Some people love new carpets, while others love to strip the carpet back to expose the authentic wooden floorboards. In the same way, some like to add a brand new fireplace, and others prefer to get back to basics and expose the original features. It might sound like more work to get the original fireplace up and running again, but just imagine your fireplace unblocked and ready for action in the next few weeks. So inviting. Just the place for an open fire, or a traditional solid fuel burner to keep you warm through the winter.
The first thing to say is that professional help is readily available, so you don’t need to find yourself making costly mistakes or undertaking a job that’s bigger than you can handle. Find an expert, especially one who comes with recommendations, and get some advice at the very least.

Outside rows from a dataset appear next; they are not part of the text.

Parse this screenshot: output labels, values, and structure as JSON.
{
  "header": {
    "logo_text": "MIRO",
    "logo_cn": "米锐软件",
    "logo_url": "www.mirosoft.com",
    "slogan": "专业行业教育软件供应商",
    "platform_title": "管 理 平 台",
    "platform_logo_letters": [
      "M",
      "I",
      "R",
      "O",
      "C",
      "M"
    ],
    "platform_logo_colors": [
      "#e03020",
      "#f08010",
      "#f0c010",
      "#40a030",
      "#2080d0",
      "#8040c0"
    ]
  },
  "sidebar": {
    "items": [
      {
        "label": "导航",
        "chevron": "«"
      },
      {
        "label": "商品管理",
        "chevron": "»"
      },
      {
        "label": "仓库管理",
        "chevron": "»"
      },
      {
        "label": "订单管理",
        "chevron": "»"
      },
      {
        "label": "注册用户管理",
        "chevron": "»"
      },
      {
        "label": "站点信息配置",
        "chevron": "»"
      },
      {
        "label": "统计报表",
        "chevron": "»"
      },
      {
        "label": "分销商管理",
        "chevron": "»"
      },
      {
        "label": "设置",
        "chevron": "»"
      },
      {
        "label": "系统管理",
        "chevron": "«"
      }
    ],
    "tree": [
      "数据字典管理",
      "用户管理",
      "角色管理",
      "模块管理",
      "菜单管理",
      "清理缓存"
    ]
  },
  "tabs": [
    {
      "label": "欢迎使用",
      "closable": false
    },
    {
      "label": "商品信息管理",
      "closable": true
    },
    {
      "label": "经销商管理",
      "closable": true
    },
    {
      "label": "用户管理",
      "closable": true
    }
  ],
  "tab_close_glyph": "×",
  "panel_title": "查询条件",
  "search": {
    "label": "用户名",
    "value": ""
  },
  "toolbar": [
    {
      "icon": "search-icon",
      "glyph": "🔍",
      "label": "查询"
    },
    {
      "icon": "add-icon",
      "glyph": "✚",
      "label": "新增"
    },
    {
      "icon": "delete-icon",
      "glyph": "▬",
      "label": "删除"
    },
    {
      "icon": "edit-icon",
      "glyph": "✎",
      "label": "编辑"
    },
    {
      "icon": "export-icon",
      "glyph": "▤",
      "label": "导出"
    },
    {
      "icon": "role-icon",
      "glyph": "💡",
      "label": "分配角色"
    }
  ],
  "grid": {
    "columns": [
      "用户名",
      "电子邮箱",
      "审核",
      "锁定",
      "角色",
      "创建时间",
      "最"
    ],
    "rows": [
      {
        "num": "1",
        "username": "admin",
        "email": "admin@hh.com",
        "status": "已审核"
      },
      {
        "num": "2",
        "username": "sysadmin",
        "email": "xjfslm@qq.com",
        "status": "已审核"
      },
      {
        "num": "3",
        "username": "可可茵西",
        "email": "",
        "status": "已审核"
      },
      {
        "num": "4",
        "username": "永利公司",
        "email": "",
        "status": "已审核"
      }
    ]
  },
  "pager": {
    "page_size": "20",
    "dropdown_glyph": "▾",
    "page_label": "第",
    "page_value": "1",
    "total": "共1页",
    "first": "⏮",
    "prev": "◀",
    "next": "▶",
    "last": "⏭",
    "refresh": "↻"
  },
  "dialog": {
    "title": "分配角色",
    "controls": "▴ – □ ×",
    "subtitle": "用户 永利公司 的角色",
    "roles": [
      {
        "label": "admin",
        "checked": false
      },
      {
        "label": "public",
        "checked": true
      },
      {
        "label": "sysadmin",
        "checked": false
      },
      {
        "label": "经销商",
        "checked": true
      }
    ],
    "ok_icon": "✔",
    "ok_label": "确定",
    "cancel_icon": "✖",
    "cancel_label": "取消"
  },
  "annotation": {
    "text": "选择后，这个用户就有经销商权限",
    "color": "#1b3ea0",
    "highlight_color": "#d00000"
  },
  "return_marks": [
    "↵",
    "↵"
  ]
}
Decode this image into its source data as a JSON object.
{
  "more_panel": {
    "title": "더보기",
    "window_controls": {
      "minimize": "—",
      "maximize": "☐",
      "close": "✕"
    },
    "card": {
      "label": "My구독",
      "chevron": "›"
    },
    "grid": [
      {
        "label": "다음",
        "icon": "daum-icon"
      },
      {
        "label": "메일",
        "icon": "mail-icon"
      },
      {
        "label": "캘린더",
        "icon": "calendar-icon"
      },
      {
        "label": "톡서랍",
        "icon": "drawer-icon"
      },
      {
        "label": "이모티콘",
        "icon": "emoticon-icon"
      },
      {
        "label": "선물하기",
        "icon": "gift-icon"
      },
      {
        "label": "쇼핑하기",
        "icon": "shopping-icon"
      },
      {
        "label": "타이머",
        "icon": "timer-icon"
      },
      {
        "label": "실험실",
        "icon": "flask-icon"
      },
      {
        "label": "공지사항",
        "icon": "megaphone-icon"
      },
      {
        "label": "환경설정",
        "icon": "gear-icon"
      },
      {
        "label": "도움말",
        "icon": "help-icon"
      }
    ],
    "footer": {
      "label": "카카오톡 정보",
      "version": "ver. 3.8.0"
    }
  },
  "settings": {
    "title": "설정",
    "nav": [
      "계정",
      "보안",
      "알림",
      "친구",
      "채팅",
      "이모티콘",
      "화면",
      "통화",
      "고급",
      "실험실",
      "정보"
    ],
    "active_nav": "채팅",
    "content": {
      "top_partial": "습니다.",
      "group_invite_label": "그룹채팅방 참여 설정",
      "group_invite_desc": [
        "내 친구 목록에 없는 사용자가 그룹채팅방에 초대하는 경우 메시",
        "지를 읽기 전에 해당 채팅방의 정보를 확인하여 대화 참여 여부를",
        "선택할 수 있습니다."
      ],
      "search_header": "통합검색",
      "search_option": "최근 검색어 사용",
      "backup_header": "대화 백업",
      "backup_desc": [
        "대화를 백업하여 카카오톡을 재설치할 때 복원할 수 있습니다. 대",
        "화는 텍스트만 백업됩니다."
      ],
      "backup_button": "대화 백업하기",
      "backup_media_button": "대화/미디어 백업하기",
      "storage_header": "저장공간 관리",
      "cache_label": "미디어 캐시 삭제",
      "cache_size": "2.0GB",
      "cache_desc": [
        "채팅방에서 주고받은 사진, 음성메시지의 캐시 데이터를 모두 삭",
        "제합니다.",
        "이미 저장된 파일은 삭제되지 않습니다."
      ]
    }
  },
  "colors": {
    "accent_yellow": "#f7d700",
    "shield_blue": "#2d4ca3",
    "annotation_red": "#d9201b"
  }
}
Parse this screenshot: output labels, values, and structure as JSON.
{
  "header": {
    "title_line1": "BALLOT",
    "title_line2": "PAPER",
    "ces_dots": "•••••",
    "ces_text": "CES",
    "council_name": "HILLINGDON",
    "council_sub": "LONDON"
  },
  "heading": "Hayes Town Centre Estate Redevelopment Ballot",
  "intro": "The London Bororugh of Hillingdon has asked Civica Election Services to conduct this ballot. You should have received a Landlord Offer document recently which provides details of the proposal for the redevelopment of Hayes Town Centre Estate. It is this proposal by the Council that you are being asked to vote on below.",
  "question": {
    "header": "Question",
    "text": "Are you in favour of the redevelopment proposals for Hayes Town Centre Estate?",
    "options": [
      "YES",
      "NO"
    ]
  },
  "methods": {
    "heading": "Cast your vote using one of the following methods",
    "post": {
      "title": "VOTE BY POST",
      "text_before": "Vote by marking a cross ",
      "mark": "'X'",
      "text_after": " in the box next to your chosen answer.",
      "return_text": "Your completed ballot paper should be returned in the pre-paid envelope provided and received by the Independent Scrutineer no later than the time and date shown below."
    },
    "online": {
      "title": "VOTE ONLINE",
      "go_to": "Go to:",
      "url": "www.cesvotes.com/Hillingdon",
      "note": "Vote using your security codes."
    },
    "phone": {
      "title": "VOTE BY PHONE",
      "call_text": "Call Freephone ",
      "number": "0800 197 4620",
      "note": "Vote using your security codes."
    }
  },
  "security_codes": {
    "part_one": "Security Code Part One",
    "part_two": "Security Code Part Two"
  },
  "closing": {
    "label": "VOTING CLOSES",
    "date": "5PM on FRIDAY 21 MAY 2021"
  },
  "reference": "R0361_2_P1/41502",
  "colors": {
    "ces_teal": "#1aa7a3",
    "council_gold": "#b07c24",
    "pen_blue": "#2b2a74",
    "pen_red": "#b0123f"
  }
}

Let’s assume the blocked chimney in your house has been finished professionally so that you can still see the vent. Open this up to start with to have a look what’s behind. You may need a torch. Any skirting board is going to have to come off, and you’d better double check the hearth to find out if it’s in good condition.
Give the chimney breast a tap to find out what’s covering the opening. With any luck, that tapping test will prove it’s just a board covering the surface, which can be very easy to remove. If not, you may be looking at something a bit more involved. You’ll have to exercise caution if you’re actually taking bricks away. We’d suggest you start at the bottom and work up, moving carefully from left to right to avoid problems. Only remove bricks to the edge of the original fireplace. Anything that needs repair can be treated with the right kind of cement. Make sure you use the specialist kind that’s designed to be heatproof.
Opening the front is just the first issue. Next, you'll want to find out if the chimney still works, which means it will draw the fire properly. This can be as simple as lighting a candle and putting it in front of the fireplace. If the flames are flickering and the smoke is drawn up into the chimney, that’s a great sign. If not, the chimney might have been capped. Whatever you discover here, it’s a great idea to call in a professional chimney sweep to ensure the vent is clean, clear and ready for use.
When everything has been checked and you’re sure the fireplace is good to go, it’s time for all that effort to be rewarded. Light the fire, make sure any fuel you use is acceptable for local legislation and enjoy your open fireplace. Accessories like a mantel, surround, or a new hearth is easy to add later. And if you decide you’d like a real, traditional log burner, that’s also an option.
Most people who open up their fireplaces feel really positive about taking that step, both in terms of heating and practicality and also in terms of the feel of the home. So if you’re considering opening up your fireplace, we reckon you should give it a go.